Unnamed: 0_level_0,GDPGrowth,TSpread
Date,Unnamed: 1_level_1,Unnamed: 2_level_1
1957-04-01,-0.00222,0.486667
1957-07-01,0.009693,0.573333
1957-10-01,-0.010303,0.323333
1958-01-01,-0.026265,1.283333
1958-04-01,0.006577,1.966667


Check the [link](https://www.statsmodels.org/stable/generated/statsmodels.tsa.stattools.grangercausalitytests.html) for the documentation of the Granger causality test. 

"The Null hypothesis for grangercausalitytests is that the time series in the second column, x2, does NOT Granger cause the time series in the first column, x1. Grange causality means that past values of x2 have a statistically significant effect on the current value of x1, taking past values of x1 into account as regressors. We reject the null hypothesis that x2 does not Granger cause x1 if the pvalues are below a desired size of the test.
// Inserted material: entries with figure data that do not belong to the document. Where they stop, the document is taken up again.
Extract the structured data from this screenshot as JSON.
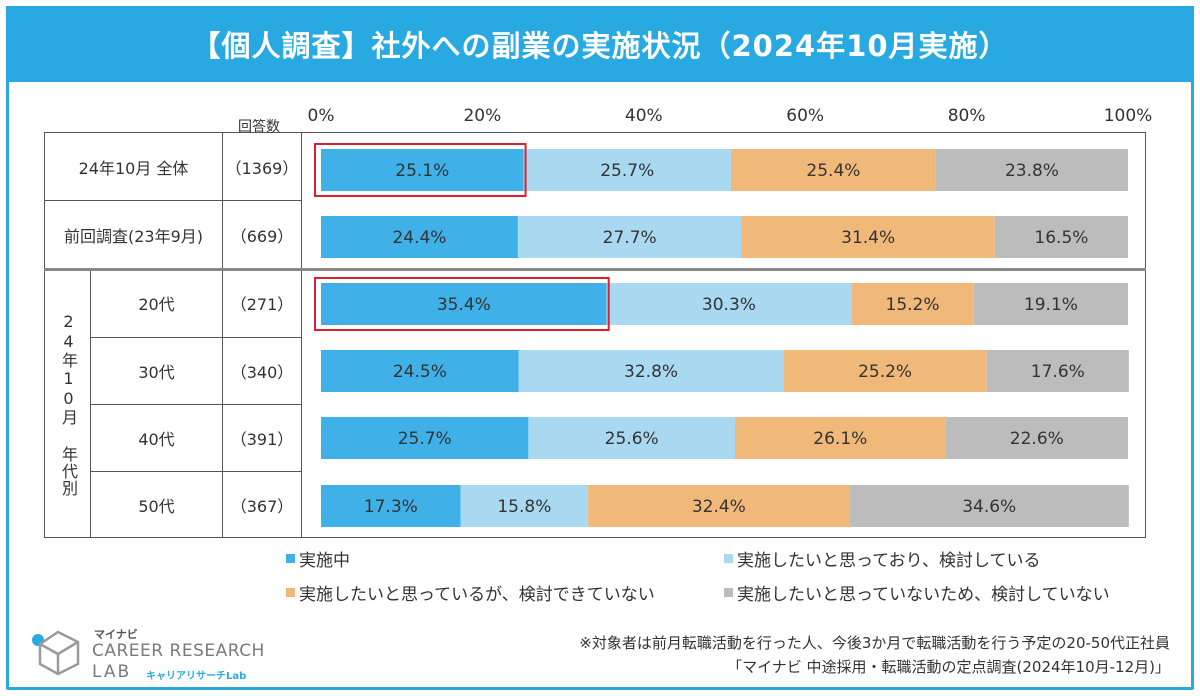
{
  "title": "【個人調査】社外への副業の実施状況（2024年10月実施）",
  "header": {
    "count_label": "回答数"
  },
  "chart_data": {
    "type": "bar",
    "orientation": "horizontal",
    "stacked": true,
    "xlim": [
      0,
      100
    ],
    "x_ticks": [
      "0%",
      "20%",
      "40%",
      "60%",
      "80%",
      "100%"
    ],
    "row_group_label": "24年10月 年代別",
    "rows": [
      {
        "label": "24年10月 全体",
        "n": "（1369）",
        "highlight": true,
        "values": [
          25.1,
          25.7,
          25.4,
          23.8
        ]
      },
      {
        "label": "前回調査(23年9月)",
        "n": "（669）",
        "highlight": false,
        "values": [
          24.4,
          27.7,
          31.4,
          16.5
        ]
      },
      {
        "label": "20代",
        "n": "（271）",
        "highlight": true,
        "values": [
          35.4,
          30.3,
          15.2,
          19.1
        ]
      },
      {
        "label": "30代",
        "n": "（340）",
        "highlight": false,
        "values": [
          24.5,
          32.8,
          25.2,
          17.6
        ]
      },
      {
        "label": "40代",
        "n": "（391）",
        "highlight": false,
        "values": [
          25.7,
          25.6,
          26.1,
          22.6
        ]
      },
      {
        "label": "50代",
        "n": "（367）",
        "highlight": false,
        "values": [
          17.3,
          15.8,
          32.4,
          34.6
        ]
      }
    ],
    "series": [
      {
        "name": "実施中",
        "color": "#3fb0e8"
      },
      {
        "name": "実施したいと思っており、検討している",
        "color": "#a9d9f0"
      },
      {
        "name": "実施したいと思っているが、検討できていない",
        "color": "#f0b97a"
      },
      {
        "name": "実施したいと思っていないため、検討していない",
        "color": "#bcbcbc"
      }
    ],
    "highlight_color": "#d9202c"
  },
  "footer": {
    "note1": "※対象者は前月転職活動を行った人、今後3か月で転職活動を行う予定の20-50代正社員",
    "note2": "「マイナビ 中途採用・転職活動の定点調査(2024年10月-12月)」"
  },
  "logo": {
    "small": "マイナビ",
    "main": "CAREER RESEARCH",
    "lab": "LAB",
    "kana": "キャリアリサーチLab"
  }
}
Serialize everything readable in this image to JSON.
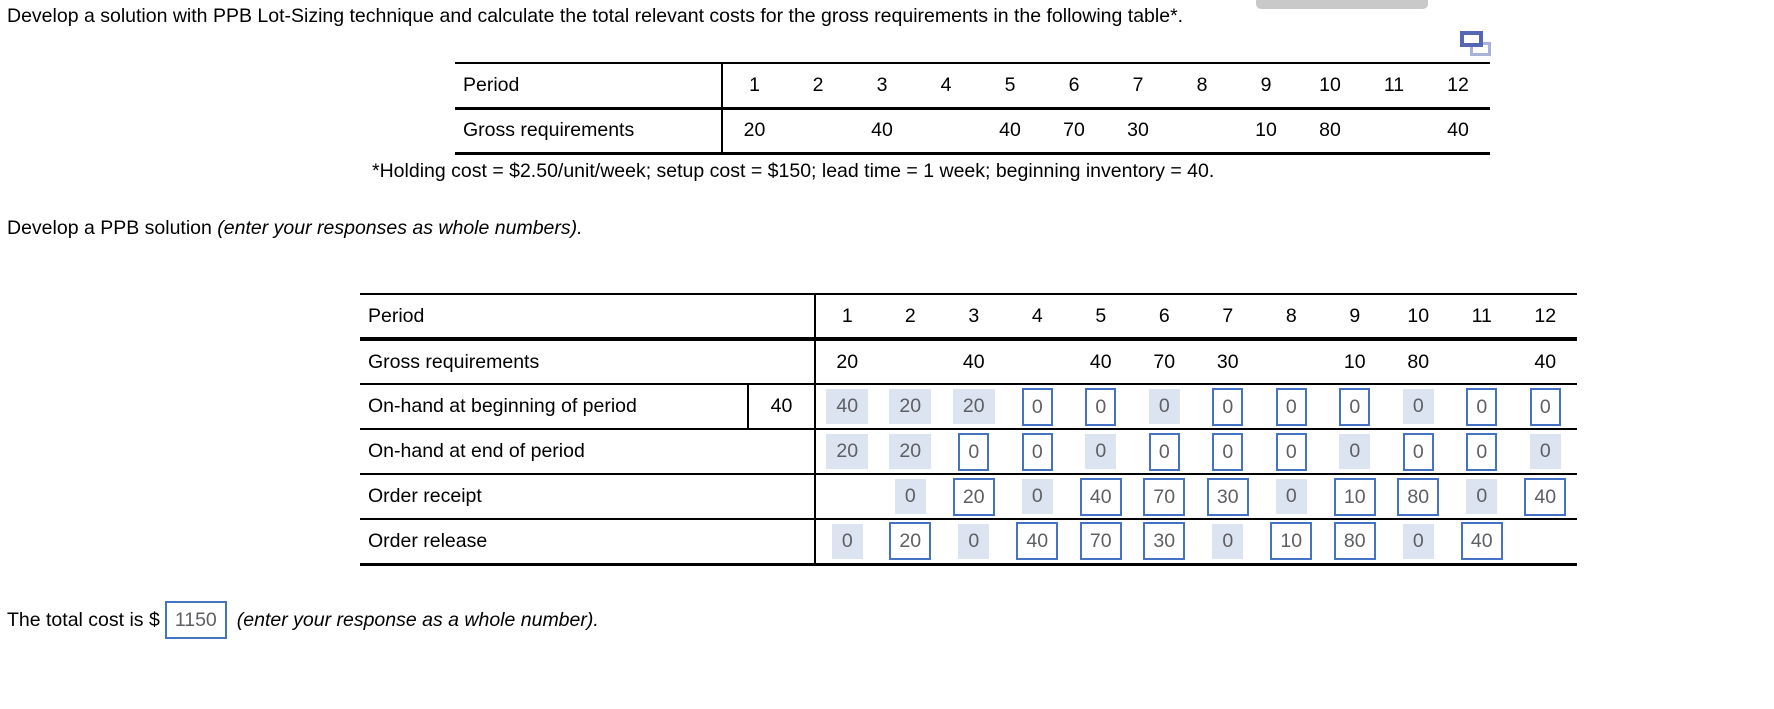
{
  "texts": {
    "question": "Develop a solution with PPB Lot-Sizing technique and calculate the total relevant costs for the gross requirements in the following table*.",
    "footnote": "*Holding cost = $2.50/unit/week; setup cost = $150; lead time = 1 week; beginning inventory = 40.",
    "prompt_main": "Develop a PPB solution",
    "prompt_italic": "(enter your responses as whole numbers).",
    "total_prefix": "The total cost is $",
    "total_value": "1150",
    "total_italic": "(enter your response as a whole number)."
  },
  "colors": {
    "input_border": "#4472c4",
    "filled_bg": "#dce3f1",
    "answer_text": "#5d5f63",
    "table_line": "#000000",
    "scrollbar": "#c9c9c9",
    "icon_front": "#5566b3",
    "icon_back": "#a9b2d8"
  },
  "icons": {
    "popup": "popup-table-icon"
  },
  "requirements_table": {
    "header_label": "Period",
    "row_label": "Gross requirements",
    "periods": [
      "1",
      "2",
      "3",
      "4",
      "5",
      "6",
      "7",
      "8",
      "9",
      "10",
      "11",
      "12"
    ],
    "values": [
      "20",
      "",
      "40",
      "",
      "40",
      "70",
      "30",
      "",
      "10",
      "80",
      "",
      "40"
    ]
  },
  "solution_table": {
    "header_label": "Period",
    "periods": [
      "1",
      "2",
      "3",
      "4",
      "5",
      "6",
      "7",
      "8",
      "9",
      "10",
      "11",
      "12"
    ],
    "rows": [
      {
        "name": "gross-requirements",
        "label": "Gross requirements",
        "cells": [
          {
            "v": "20",
            "s": "plain"
          },
          {
            "v": "",
            "s": "blank"
          },
          {
            "v": "40",
            "s": "plain"
          },
          {
            "v": "",
            "s": "blank"
          },
          {
            "v": "40",
            "s": "plain"
          },
          {
            "v": "70",
            "s": "plain"
          },
          {
            "v": "30",
            "s": "plain"
          },
          {
            "v": "",
            "s": "blank"
          },
          {
            "v": "10",
            "s": "plain"
          },
          {
            "v": "80",
            "s": "plain"
          },
          {
            "v": "",
            "s": "blank"
          },
          {
            "v": "40",
            "s": "plain"
          }
        ]
      },
      {
        "name": "onhand-beginning",
        "label": "On-hand at beginning of period",
        "inv": "40",
        "cells": [
          {
            "v": "40",
            "s": "filled"
          },
          {
            "v": "20",
            "s": "filled"
          },
          {
            "v": "20",
            "s": "filled"
          },
          {
            "v": "0",
            "s": "input"
          },
          {
            "v": "0",
            "s": "input"
          },
          {
            "v": "0",
            "s": "filled"
          },
          {
            "v": "0",
            "s": "input"
          },
          {
            "v": "0",
            "s": "input"
          },
          {
            "v": "0",
            "s": "input"
          },
          {
            "v": "0",
            "s": "filled"
          },
          {
            "v": "0",
            "s": "input"
          },
          {
            "v": "0",
            "s": "input"
          }
        ]
      },
      {
        "name": "onhand-end",
        "label": "On-hand at end of period",
        "cells": [
          {
            "v": "20",
            "s": "filled"
          },
          {
            "v": "20",
            "s": "filled"
          },
          {
            "v": "0",
            "s": "input"
          },
          {
            "v": "0",
            "s": "input"
          },
          {
            "v": "0",
            "s": "filled"
          },
          {
            "v": "0",
            "s": "input"
          },
          {
            "v": "0",
            "s": "input"
          },
          {
            "v": "0",
            "s": "input"
          },
          {
            "v": "0",
            "s": "filled"
          },
          {
            "v": "0",
            "s": "input"
          },
          {
            "v": "0",
            "s": "input"
          },
          {
            "v": "0",
            "s": "filled"
          }
        ]
      },
      {
        "name": "order-receipt",
        "label": "Order receipt",
        "cells": [
          {
            "v": "",
            "s": "blank"
          },
          {
            "v": "0",
            "s": "filled"
          },
          {
            "v": "20",
            "s": "input"
          },
          {
            "v": "0",
            "s": "filled"
          },
          {
            "v": "40",
            "s": "input"
          },
          {
            "v": "70",
            "s": "input"
          },
          {
            "v": "30",
            "s": "input"
          },
          {
            "v": "0",
            "s": "filled"
          },
          {
            "v": "10",
            "s": "input"
          },
          {
            "v": "80",
            "s": "input"
          },
          {
            "v": "0",
            "s": "filled"
          },
          {
            "v": "40",
            "s": "input"
          }
        ]
      },
      {
        "name": "order-release",
        "label": "Order release",
        "cells": [
          {
            "v": "0",
            "s": "filled"
          },
          {
            "v": "20",
            "s": "input"
          },
          {
            "v": "0",
            "s": "filled"
          },
          {
            "v": "40",
            "s": "input"
          },
          {
            "v": "70",
            "s": "input"
          },
          {
            "v": "30",
            "s": "input"
          },
          {
            "v": "0",
            "s": "filled"
          },
          {
            "v": "10",
            "s": "input"
          },
          {
            "v": "80",
            "s": "input"
          },
          {
            "v": "0",
            "s": "filled"
          },
          {
            "v": "40",
            "s": "input"
          },
          {
            "v": "",
            "s": "blank"
          }
        ]
      }
    ]
  }
}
The null hypothesis for all four test is that the coefficients corresponding to past values of the second time series are zero."


In [11]:
granger_res = grangercausalitytests(df1, maxlag = 18)


Granger Causality
number of lags (no zero) 1
ssr based F test:         F=6.1781  , p=0.0137  , df_denom=223, df_num=1
ssr based chi2 test:   chi2=6.2612  , p=0.0123  , df=1
likelihood ratio test: chi2=6.1761  , p=0.0129  , df=1
parameter F test:         F=6.1781  , p=0.0137  , df_denom=223, df_num=1

Granger Causality
number of lags (no zero) 2
ssr based F test:         F=4.9160  , p=0.0082  , df_denom=220, df_num=2
ssr based chi2 test:   chi2=10.0555 , p=0.0066  , df=2
likelihood ratio test: chi2=9.8373  , p=0.0073  , df=2
parameter F test:         F=4.9160  , p=0.0082  , df_denom=220, df_num=2

Granger Causality
number of lags (no zero) 3
ssr based F test:         F=3.4458  , p=0.0176  , df_denom=217, df_num=3
ssr based chi2 test:   chi2=10.6710 , p=0.0136  , df=3
likelihood ratio test: chi2=10.4246 , p=0.0153  , df=3
parameter F test:         F=3.4458  , p=0.0176  , df_denom=217, df_num=3

Granger Causality
number of lags (no zero) 4
ssr based F test:         F=2.8964  , p=0.0230  

p-values are statistically significant up to certain lag. 

In [12]:
granger_res_rev= grangercausalitytests(df1[reversed(cols)], maxlag = 18)


Granger Causality
number of lags (no zero) 1
ssr based F test:         F=11.9872 , p=0.0006  , df_denom=223, df_num=1
ssr based chi2 test:   chi2=12.1485 , p=0.0005  , df=1
likelihood ratio test: chi2=11.8332 , p=0.0006  , df=1
parameter F test:         F=11.9872 , p=0.0006  , df_denom=223, df_num=1

Granger Causality
number of lags (no zero) 2
ssr based F test:         F=5.4010  , p=0.0051  , df_denom=220, df_num=2
ssr based chi2 test:   chi2=11.0476 , p=0.0040  , df=2
likelihood ratio test: chi2=10.7849 , p=0.0046  , df=2
parameter F test:         F=5.4010  , p=0.0051  , df_denom=220, df_num=2

Granger Causality
number of lags (no zero) 3
ssr based F test:         F=4.8793  , p=0.0026  , df_denom=217, df_num=3
ssr based chi2 test:   chi2=15.1100 , p=0.0017  , df=3
likelihood ratio test: chi2=14.6221 , p=0.0022  , df=3
parameter F test:         F=4.8793  , p=0.0026  , df_denom=217, df_num=3

Granger Causality
number of lags (no zero) 4
ssr based F test:         F=3.1513  , p=0.0152  

reversed granger causality is more statistically significant for all the lags we look for! We should think of Granger causality is actually as a test of causality, rather it is a test of forecasting ability. From the results above, we can say that certain lagged values of the GDPGrowth can be used as input features to predict Term Spread!